It has been stated that there is a fine line between genius and insanity but who’s to tell where one ends and the other begins. I can also say that there is a similarly fine line between dilution and delusion but this one is easier to draw. Recently my partners and I were discussing the merits of a term sheet that came in for a portfolio company. While the term sheet did not meet our expectations 100%, there were a number of strong points. Unfortunately, the entrepreneur was not terribly pleased as he had a much higher expectation for round size and valuation in his head. As we walked through the process for the current round of financing, my partners and I clearly understood that while we can guide the market with our pricing expectations, that ultimately the market decides. So if faced with this situation, my only word of advice for entrepreneurs is that it is important to know that there is a fine line between dilution and delusion. Talking to 1 or 2 investors does not ultimately give you a great idea of what you are worth and under that scenario I would encourage you to meet a number of folks to get an idea of what the market thinks about your business. However, if you have already met a number of firms and they are giving you consistent feedback about how much money to raise and at what price, you may be delusional to keep pressing on in search of optimizing a valuation which no one is willing to pay. In fact, to be clear, valuation isn’t everything and there are many situations where having too high a valuation for an early stage company can be detrimental as it can set unrealistic expectations for your team and your investors. Being priced for perfection means that:
1. a company that is performing quite well may be still be viewed as a failure in the eyes of the existing investors and team.

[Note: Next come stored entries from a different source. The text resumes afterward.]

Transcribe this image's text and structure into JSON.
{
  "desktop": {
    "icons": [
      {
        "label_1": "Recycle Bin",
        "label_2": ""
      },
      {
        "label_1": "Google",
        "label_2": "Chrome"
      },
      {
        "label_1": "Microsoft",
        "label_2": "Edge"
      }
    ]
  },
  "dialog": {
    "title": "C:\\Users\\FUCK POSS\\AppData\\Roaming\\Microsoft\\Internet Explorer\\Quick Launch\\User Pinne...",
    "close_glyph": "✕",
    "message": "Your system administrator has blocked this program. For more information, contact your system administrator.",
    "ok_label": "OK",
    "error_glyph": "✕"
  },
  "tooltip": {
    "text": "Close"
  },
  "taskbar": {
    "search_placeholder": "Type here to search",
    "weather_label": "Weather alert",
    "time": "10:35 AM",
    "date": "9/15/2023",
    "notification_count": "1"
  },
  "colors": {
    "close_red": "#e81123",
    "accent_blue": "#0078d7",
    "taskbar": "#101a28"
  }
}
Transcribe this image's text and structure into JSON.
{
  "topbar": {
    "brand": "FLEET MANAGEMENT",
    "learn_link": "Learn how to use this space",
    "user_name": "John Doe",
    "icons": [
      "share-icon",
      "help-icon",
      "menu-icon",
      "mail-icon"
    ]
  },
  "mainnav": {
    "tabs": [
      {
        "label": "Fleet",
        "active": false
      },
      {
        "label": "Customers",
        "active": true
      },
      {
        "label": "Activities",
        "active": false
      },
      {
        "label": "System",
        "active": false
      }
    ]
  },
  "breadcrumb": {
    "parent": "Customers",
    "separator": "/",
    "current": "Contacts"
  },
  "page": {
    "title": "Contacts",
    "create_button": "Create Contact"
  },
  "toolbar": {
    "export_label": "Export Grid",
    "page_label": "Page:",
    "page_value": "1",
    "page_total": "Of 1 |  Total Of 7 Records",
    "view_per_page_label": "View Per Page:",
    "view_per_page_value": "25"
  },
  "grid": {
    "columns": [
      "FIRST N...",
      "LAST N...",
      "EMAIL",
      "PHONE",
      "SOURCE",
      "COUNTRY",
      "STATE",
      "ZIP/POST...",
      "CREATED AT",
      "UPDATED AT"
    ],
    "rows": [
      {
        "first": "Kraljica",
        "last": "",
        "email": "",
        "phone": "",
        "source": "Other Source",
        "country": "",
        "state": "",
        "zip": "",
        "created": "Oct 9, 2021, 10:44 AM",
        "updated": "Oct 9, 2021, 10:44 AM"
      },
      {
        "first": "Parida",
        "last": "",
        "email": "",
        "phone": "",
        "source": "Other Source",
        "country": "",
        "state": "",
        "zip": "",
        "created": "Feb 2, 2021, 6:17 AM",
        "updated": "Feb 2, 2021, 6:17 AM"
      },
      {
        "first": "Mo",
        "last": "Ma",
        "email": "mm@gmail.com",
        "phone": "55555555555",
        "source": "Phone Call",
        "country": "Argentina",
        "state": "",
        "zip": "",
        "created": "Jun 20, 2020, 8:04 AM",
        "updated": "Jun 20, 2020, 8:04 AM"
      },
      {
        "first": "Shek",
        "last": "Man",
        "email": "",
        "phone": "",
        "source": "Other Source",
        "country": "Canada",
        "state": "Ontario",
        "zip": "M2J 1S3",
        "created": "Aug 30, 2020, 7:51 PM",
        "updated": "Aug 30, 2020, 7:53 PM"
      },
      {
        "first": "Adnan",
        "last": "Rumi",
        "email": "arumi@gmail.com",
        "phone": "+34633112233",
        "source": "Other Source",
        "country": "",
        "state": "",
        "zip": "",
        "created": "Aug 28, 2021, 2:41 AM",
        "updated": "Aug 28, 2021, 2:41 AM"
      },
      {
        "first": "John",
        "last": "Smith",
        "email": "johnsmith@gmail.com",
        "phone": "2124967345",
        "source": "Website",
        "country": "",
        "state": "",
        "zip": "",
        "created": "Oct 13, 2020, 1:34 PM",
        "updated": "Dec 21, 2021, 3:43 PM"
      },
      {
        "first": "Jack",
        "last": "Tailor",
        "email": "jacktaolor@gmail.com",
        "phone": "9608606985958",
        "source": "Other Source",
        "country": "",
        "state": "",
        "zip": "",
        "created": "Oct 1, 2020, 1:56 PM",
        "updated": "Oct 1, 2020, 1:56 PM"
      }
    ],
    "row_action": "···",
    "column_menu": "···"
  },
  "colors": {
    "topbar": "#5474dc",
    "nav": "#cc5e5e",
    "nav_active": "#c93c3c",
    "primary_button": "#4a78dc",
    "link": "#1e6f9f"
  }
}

2. your company must really hit significant milestones to raise a next round of funding at a higher price.
3. it may take too long to raise funding to find the right investor who will pay the valuation you are looking for
4. a potentially great exit for your company may never happen because it doesn’t meet the bar for your last round of financing.
So if the market is giving you a strong signal, listen and remember there is more to a financing than price and you need to carefully balance a number of factors such as other terms in the deal, an investor’s ability to add value, and your ability to work with the lead partner and his firm.
Ed..thanks for always giving practical advice as I think taking too much money is always a problem…sets high expectations and limits creativity sometimes. We’ve enjoyed the bootstrap approach with one great angel. It’s been positive and rewarding to date. We are really focused on our customer and not so concerned about valuation and funding…yet.
Ed. What does one do if say they’re attempting to enter an industry that is capital intensive(example- industrial manufacturing)?